Son cinéma, essentiellement lié aux spécificités du médium Super 8, s’articule autour des questions du corps, de l’identité sexuelle et du sacré. Ce sont des cérémonies invocatrices portées par les vertiges d’Eros et de Thanatos et qui éclairent les parts de mystère et de sauvagerie qui demeurent au plus profond de nous. Il réalise une trentaine de courts et moyens métrages entre 1975 et 2012.
Depuis
La Cité des neuf portes, Grand prix au Festival d’Hyères en 1977, son œuvre filmée a été montrée dans un nombre important de festivals et de manifestations nationales ou internationales. Elle a suscité de nombreux articles ou entretiens et figure dans des ouvrages historiques de référence.
Florence de Mèredieu. — Ma première question sera - non pas intimiste ou personnelle - mais existentielle. Contextuelle. Qu'est-ce qui a déclenché en toi un intérêt pour le cinématographe ? Et à quel moment ?

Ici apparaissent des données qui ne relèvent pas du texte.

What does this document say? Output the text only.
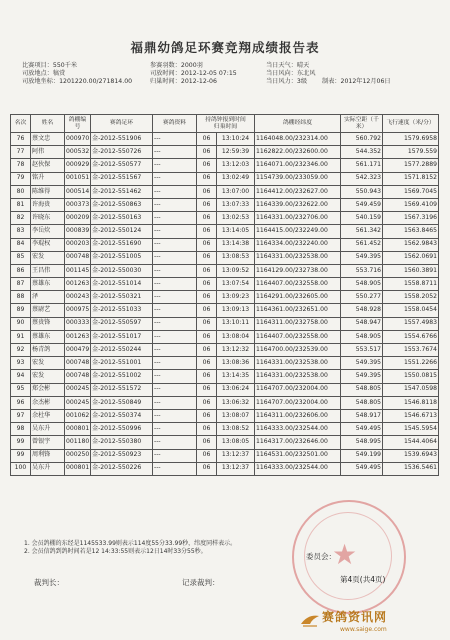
福鼎幼鸽足环赛竞翔成绩报告表
比赛项目：550千米
司放地点：犒赏
司放地坐标：1201220.00/271814.00
参赛羽数：2000羽
司放时间：2012-12-05 07:15
归巢时间：2012-12-06
当日天气：晴天
当日风向：东北风
当日风力：3级 制表：2012年12月06日
名次	姓名	鸽棚编号	赛鸽足环	赛鸽资料	持鸽钟报到时间
归巢时间		鸽棚经纬度	实际空距（千米）	飞行速度（米/分）
76	蔡文忠	000970	金-2012-551906	---	06	13:10:24	1164048.00/232314.00	560.792	1579.6958
77	阿伟	000532	金-2012-550726	---	06	12:59:39	1162822.00/232600.00	544.352	1579.559
78	赵伙保	000929	金-2012-550577	---	06	13:12:03	1164071.00/232346.00	561.171	1577.2889
79	铭升	001051	金-2012-551567	---	06	13:02:49	1154739.00/233059.00	542.323	1571.8152
80	陈维得	000514	金-2012-551462	---	06	13:07:00	1164412.00/232627.00	550.943	1569.7045
81	许海贵	000373	金-2012-550863	---	06	13:07:33	1164339.00/232622.00	549.459	1569.4109
82	许晓东	000209	金-2012-550163	---	06	13:02:53	1164331.00/232706.00	540.159	1567.3196
83	李岳炊	000839	金-2012-550124	---	06	13:14:05	1164415.00/232249.00	561.342	1563.8465
84	李琨权	000203	金-2012-551690	---	06	13:14:38	1164334.00/232240.00	561.452	1562.9843
85	宏发	000748	金-2012-551005	---	06	13:08:53	1164331.00/232538.00	549.395	1562.0691
86	王昌伟	001145	金-2012-550030	---	06	13:09:52	1164129.00/232738.00	553.716	1560.3891
87	蔡雄东	001263	金-2012-551014	---	06	13:07:54	1164407.00/232558.00	548.905	1558.8711
88	泽	000243	金-2012-550321	---	06	13:09:23	1164291.00/232605.00	550.277	1558.2052
89	蔡尉艺	000975	金-2012-551033	---	06	13:09:13	1164361.00/232651.00	548.928	1558.0454
90	蔡贵锋	000333	金-2012-550597	---	06	13:10:11	1164311.00/232758.00	548.947	1557.4983
91	蔡雄东	001263	金-2012-551017	---	06	13:08:04	1164407.00/232558.00	548.905	1554.6766
92	杨青鸽	000479	金-2012-550244	---	06	13:12:32	1164700.00/232539.00	553.517	1553.7674
93	宏发	000748	金-2012-551001	---	06	13:08:36	1164331.00/232538.00	549.395	1551.2266
94	宏发	000748	金-2012-551002	---	06	13:14:35	1164331.00/232538.00	549.395	1550.0815
95	郑会彬	000245	金-2012-551572	---	06	13:06:24	1164707.00/232004.00	548.805	1547.0598
96	余杰彬	000245	金-2012-550849	---	06	13:06:32	1164707.00/232004.00	548.805	1546.8118
97	余杜华	001062	金-2012-550374	---	06	13:08:07	1164311.00/232606.00	548.917	1546.6713
98	吴东升	000801	金-2012-550996	---	06	13:08:52	1164333.00/232544.00	549.495	1545.5954
99	曾银宇	001180	金-2012-550380	---	06	13:08:05	1164317.00/232646.00	548.995	1544.4064
99	周利锋	000250	金-2012-550923	---	06	13:12:37	1164531.00/232501.00	549.199	1539.6943
100	吴东升	000801	金-2012-550226	---	06	13:12:37	1164333.00/232544.00	549.495	1536.5461
1. 会员鸽棚的东经是1145533.99则表示114度55分33.99秒，纬度同样表示。
2. 会员信鸽到鸽时间若是12 14:33:55则表示12日14时33分55秒。
裁判长：	记录裁判：
委员会：
★
第4页(共4页)
赛鸽资讯网
www.saige.com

Le contexte particulier des études que tu mènes alors au Centre Saint-Charles dans l'Université Paris I a-t-il joué un rôle ? J'ai enseigné moi-même (à partir de 1971) dans cette UFR des Arts plastiques et sais bien qu'elle a longtemps porté la marque des ses origines : le mouvement de mai 1968.
Peux-tu raconter comment se sont déroulées tes premières expériences cinématographiques ?
Qu'est-ce qui t'a mené vers ce médium ?
Et quelles sont tes premières influences ?
Stéphane Marti. … Mon abordage au vaisseau St Charles dès 1975 est vraiment déterminant. Plongé depuis mon adolescence dans ce qu’on n’appelait pas encore les Arts Plastiques, je venais des Beaux-Arts de Montpellier où je suivais un enseignement de facture classique (dessin/peinture) et développais un fort attrait pour les démesures du surréalisme. A St Charles, je suis happé par le climat de joyeux bordel qui y règne alors et par des enseignements pilotés par trois maestros avec qui j’ai eu, par la suite, la chance d’entretenir des liens de complicité créatrice et d’amitié.
D’abord les cours de Dominique Noguez, premier théoricien à investir et à célébrer un univers inédit à l’université française : le cinéma expérimental comme pratique artistique autonome et libérée des lois économiques et des codes du cinéma narratif ou documentaire. J’y découvre des splendeurs dont j’ignorais l’existence. Parmi les pépites qui marquent profondément ma sensibilité et qui sont aujourd’hui devenus des films-fétiches, je retiens : Un chien Andalou, de Dali/Bunuel, 1929 ; Le sang d’un poète, de Jean Cocteau,1930 ; Meshes of the Afternoon de Maya Deren, 1943 ; Un chant d’amour de Jean Genet, 1950; Inauguration of the pleasure dome de Kenneh Anger, 1954 ; Dog star man de Stan Brakhage, 1961-1964, ou encore Walden de Jonas Mekas,1968. Les deux autres enseignements phares sont celui de Michel Journiac, la Fleur Noire de L’Art Corporel, et celui d’André Almuro, le Matamore de la musique électroacoustique. Me voilà totalement ébranlé par ces trois pôles. On ne me demande pas de théoriser mais de faire. Alors, le super 8 étant très facile d’accès à l’époque, je me lance.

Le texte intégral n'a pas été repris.